Michael H. Cohen is Principal in Law Offices of Michael H. Cohen and also President of the Institute for Integrative and Energy Medicine (also known as the Institute for Health, Ethics, Law, Policy & Society), a forum for exploration of legal, regulatory, ethical, and health policy issues involved in the judicious integration of complementary and alternative medical therapies (such as acupuncture and traditional oriental medicine, chiropractic, massage therapy, herbal medicine) and conventional clinical care. The most recent published book by Michael H. Cohen on health care law, regulation, ethics and policy pertaining to complementary, alternative and integrative medicine and related fields is Healing at the Borderland of Medicine and Religion.

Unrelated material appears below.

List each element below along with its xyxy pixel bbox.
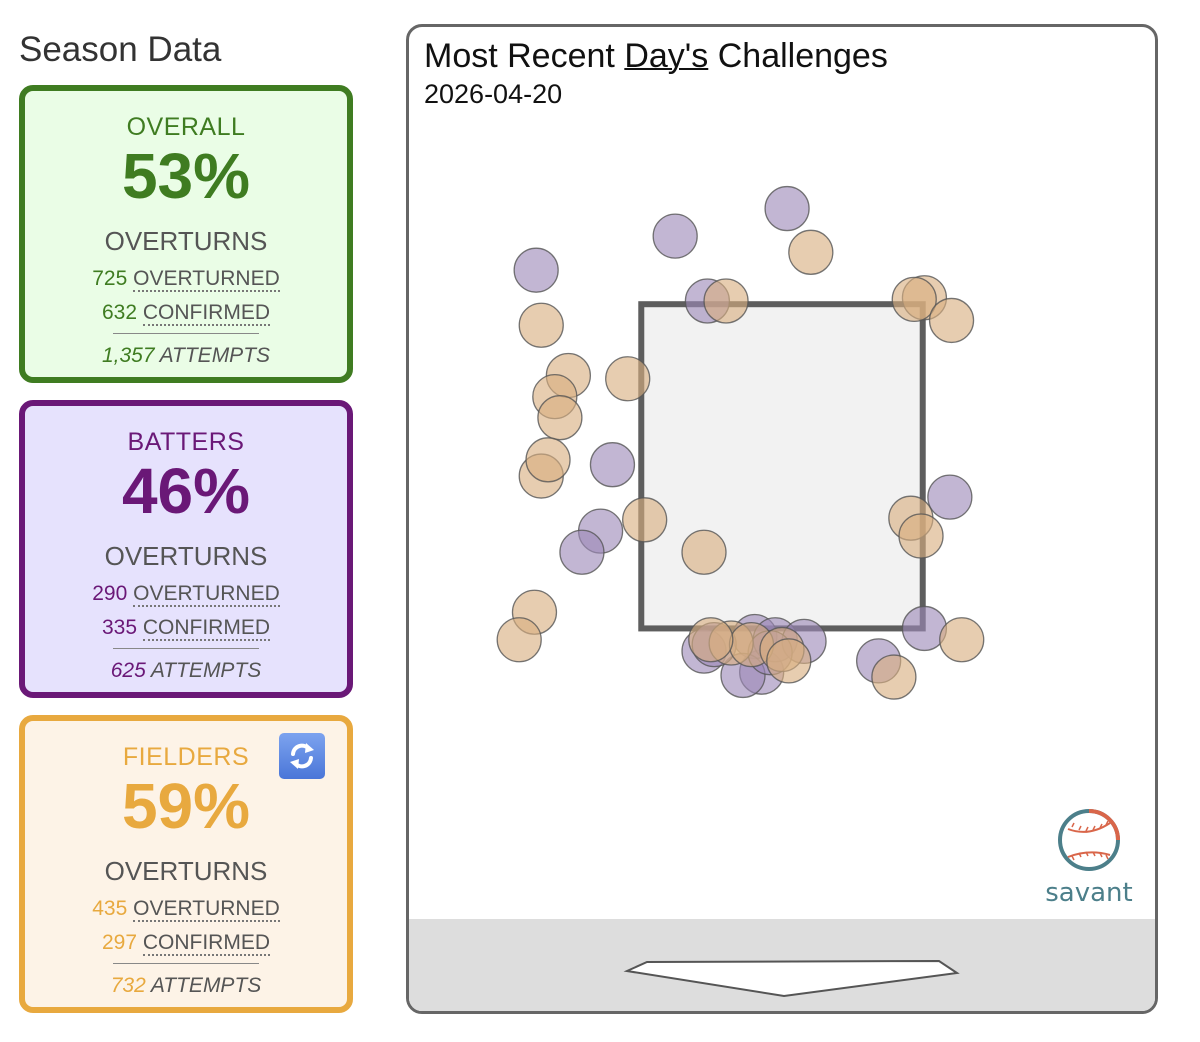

This is the fourth book in a series, following Complementary and Alternative Medicine: Legal Boundaries and Regulatory Perspectives (1998), Beyond Complementary Medicine: Legal and Ethical Perspectives on Health Care and Human Evolution (2000), and Future Medicine: Ethical Dilemmas, Regulatory Challenges, and Therapeutic Pathways to Health Care and Healing in Human Transformation (2003).

Health care and corporate lawyer Michael H. Cohen has also been admitted to the Bar of England and Wales as a Solicitor (non-practicing), adding to Bar membership in four U.S. states.